Imagens do circuito interno de estabelecimentos da Rua Quintino Bocaiúva mostram Silva saindo do carro dele, um Volkswagen Fox com placas de Cambé, e atirado na direção do promotor. Lucas Ferraciolli foi atingido por um tiro na nuca e não resistiu aos ferimentos.
A Polícia Civil apreendeu o carro do investigado no Jardim das Américas, zona norte de Londrina. Dentro do Fox havia um revólver calibre 22. Welington Silva tem um histórico de transtornos: já esteve internado duas vezes em clínicas psiquiátricas e faz uso de remédios controlados.

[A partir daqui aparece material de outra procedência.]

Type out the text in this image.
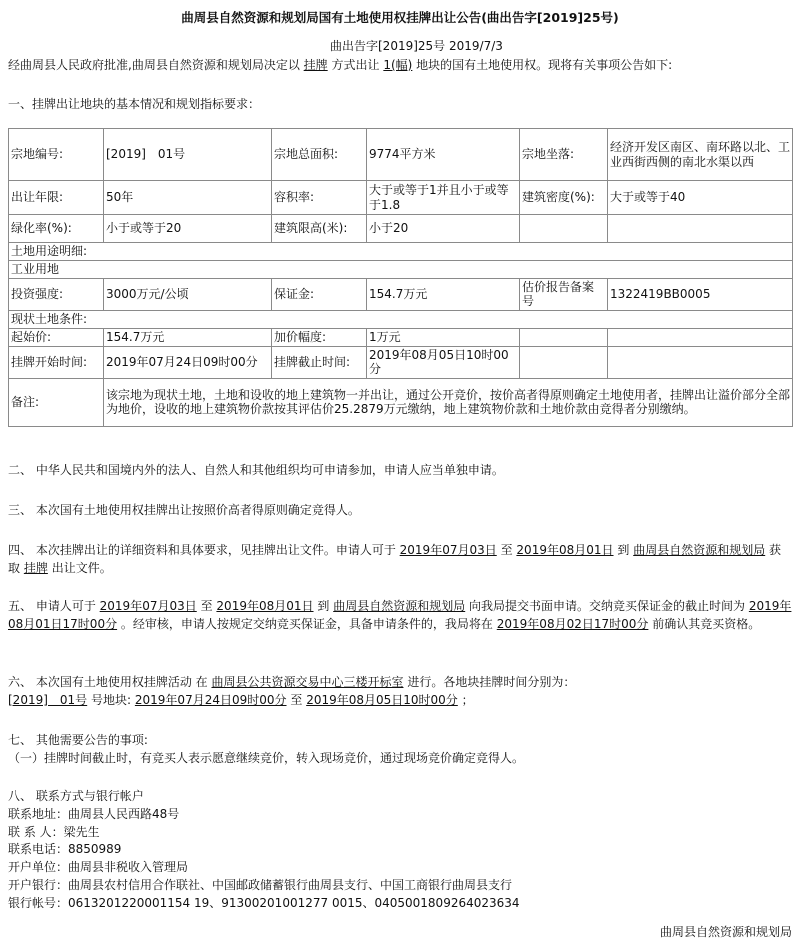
曲周县自然资源和规划局国有土地使用权挂牌出让公告(曲出告字[2019]25号)
曲出告字[2019]25号 2019/7/3
经曲周县人民政府批准,曲周县自然资源和规划局决定以 挂牌 方式出让 1(幅) 地块的国有土地使用权。现将有关事项公告如下:
一、挂牌出让地块的基本情况和规划指标要求：
宗地编号:	[2019]　01号	宗地总面积:	9774平方米	宗地坐落:	经济开发区南区、南环路以北、工业西街西侧的南北水渠以西
出让年限:	50年	容积率:	大于或等于1并且小于或等于1.8	建筑密度(%):	大于或等于40
绿化率(%):	小于或等于20	建筑限高(米):	小于20		
土地用途明细:					
工业用地					
投资强度:	3000万元/公顷	保证金:	154.7万元	估价报告备案号	1322419BB0005
现状土地条件:					
起始价:	154.7万元	加价幅度:	1万元		
挂牌开始时间:	2019年07月24日09时00分	挂牌截止时间:	2019年08月05日10时00分		
备注:	该宗地为现状土地，土地和设收的地上建筑物一并出让，通过公开竞价，按价高者得原则确定土地使用者，挂牌出让溢价部分全部为地价，设收的地上建筑物价款按其评估价25.2879万元缴纳，地上建筑物价款和土地价款由竞得者分别缴纳。				
二、 中华人民共和国境内外的法人、自然人和其他组织均可申请参加，申请人应当单独申请。
三、 本次国有土地使用权挂牌出让按照价高者得原则确定竞得人。
四、 本次挂牌出让的详细资料和具体要求，见挂牌出让文件。申请人可于 2019年07月03日 至 2019年08月01日 到 曲周县自然资源和规划局 获取 挂牌 出让文件。
五、 申请人可于 2019年07月03日 至 2019年08月01日 到 曲周县自然资源和规划局 向我局提交书面申请。交纳竞买保证金的截止时间为 2019年08月01日17时00分 。经审核，申请人按规定交纳竞买保证金，具备申请条件的，我局将在 2019年08月02日17时00分 前确认其竞买资格。
六、 本次国有土地使用权挂牌活动 在 曲周县公共资源交易中心三楼开标室 进行。各地块挂牌时间分别为：
[2019]　01号 号地块: 2019年07月24日09时00分 至 2019年08月05日10时00分 ；
七、 其他需要公告的事项:
（一）挂牌时间截止时，有竞买人表示愿意继续竞价，转入现场竞价，通过现场竞价确定竞得人。
八、 联系方式与银行帐户
联系地址：曲周县人民西路48号
联 系 人：梁先生
联系电话：8850989
开户单位：曲周县非税收入管理局
开户银行：曲周县农村信用合作联社、中国邮政储蓄银行曲周县支行、中国工商银行曲周县支行
银行帐号：0613201220001154 19、91300201001277 0015、0405001809264023634
曲周县自然资源和规划局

Ele não tinha porte de arma e no passado já havia sido denunciado criminalmente por ameaça e lesão corporal.
As imagens do circuito de segurança também mostram que o acusado estava com um amigo no carro, que teria lhe dado fuga após o crime. ''Esta pessoa, inclusive, dirigiu o veículo. Embora tenha uma participação de menor importância, passa a ser o coautor do crime'', revelou o delegado operacional da 10 Subdivisão Policial, Willian Douglas Soares.
O delegado ouviu ontem um amigo da vítima, Adalberto Luis da Silva. Ele estava com Lucas Ferraciolli pouco antes em uma boate na área central, frequentada por público homossexual, mas descartou qualquer hipótese de desentendimento dentro do estabelecimento. ''Ele fala que na boate estavam entre amigos, não houve desavença ou provocações. Ele disse que na saída não havia outro veículo que pudesse estar seguindo'', esclareceu. Ontem a polícia recebeu uma denúncia e apura se Lucas e Welington se conheciam.
Welington Silva está foragido desde o final de semana e deve ter sua prisão preventiva decretada ainda hoje. O advogado dele rechaça as denúncias. ''Está havendo um linchamento público do meu cliente. Não podem condenar uma pessoa sem a conclusão do inquérito e apuração total dos fatos'', criticou Paulo Zaina. Ele não descarta apresentar o acusado hoje para a polícia.